È il primo maggio 2020, siamo bloccati in una quarantena che diventerà ottantena, rinchiusi ognuno nel proprio lazzaretto; gente in cassa integrazione, gente licenziata dal proprio lavoro precario, gente costretta a uscire e a lavorare in condizioni pericolose per la propria salute, gente in smart working che suona più disimpegnato e cool di lavoro da casa. Comprensibilmente preoccupati dal proprio sostentamento, dalla propria sopravvivenza, immersi in un presente claustrofobico e asfissiante non riusciamo a buttare lo sguardo oltre il mese prossimo, il prossimo settembre, il prossimo Natale.
Rivendichiamo la vita di prima (ma qualcuno rivendica davvero? O non è più che altro un chiedere petulante e vuoto dalle nostre finestre social?), un’idea di mondo tutto e di mondo del lavoro già morto o che morirà dopodomani.
Venticinque anni dopo la pubblicazione di Rifkin buona parte del mondo si sta avvicinando a quella che l’autore ha chiamato “la fine del lavoro”; entro il 2050 emergerà una nuova classe di persone: la classe inutile. Persone non solo disoccupate, ma inoccupabili, perché il vero problema non sarà creare nuovi mestieri, ma creare nuovi mestieri che gli esseri umani siano in grado di fare meglio degli algoritmi. La stessa tecnologia che rende gli esseri umani inutili potrebbe rendere possibile mantenere le masse senza occupazione attraverso il reddito minimo. Il problema non sarà economico quindi, il vero problema, a quel punto, nel 2050, sarà: cosa farà tutto il giorno la classe inutile?

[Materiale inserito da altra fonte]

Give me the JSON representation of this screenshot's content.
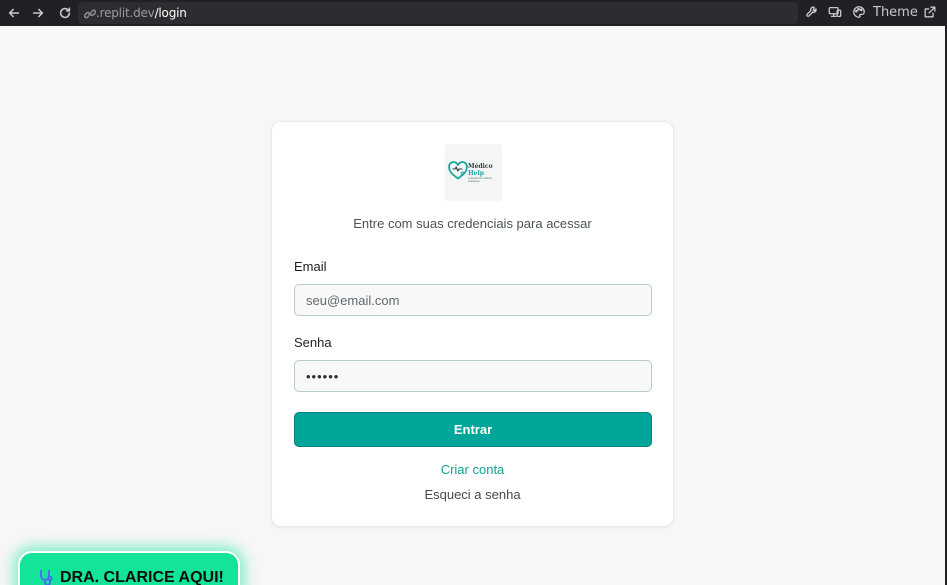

Avremo il coraggio di ribaltare il paradigma sul lavoro tanto per cominciare, e smarcarci da un’idea culturale identitaria ed economica che è ormai alle corde?
Ci è stato insegnato che dobbiamo guadagnarci il pane “con il sudore della fronte” e che non è giusto che ci arrivi il pane solo perché in giro ce n’è a sufficienza.
Ci è stato insegnato a identificare noi stessi col lavoro che facciamo.
Forse potremmo partire proprio da qui, dall’idea che, chissà, la fine del lavoro non comporterà necessariamente una perdita di senso.
I bambini trovano enorme interesse e significato nella vita. Anche senza lavorare un solo minuto.
Ad esempio.
Linda Ronzoni
Direttrice Creativa Il Lazzaretto
Bibliografia
Jeremy Rifkin, La fine del lavoro. Il declino della forza lavoro globale e l’avvento dell’era post-mercato [Oscar Mondadori, 2002]
Jeremy Rifkin, La società a costo marginale zero. L’internet delle cose, l’ascesa del «commons» collaborativo e l’eclissi del capitalismo [Mondadori, 2014]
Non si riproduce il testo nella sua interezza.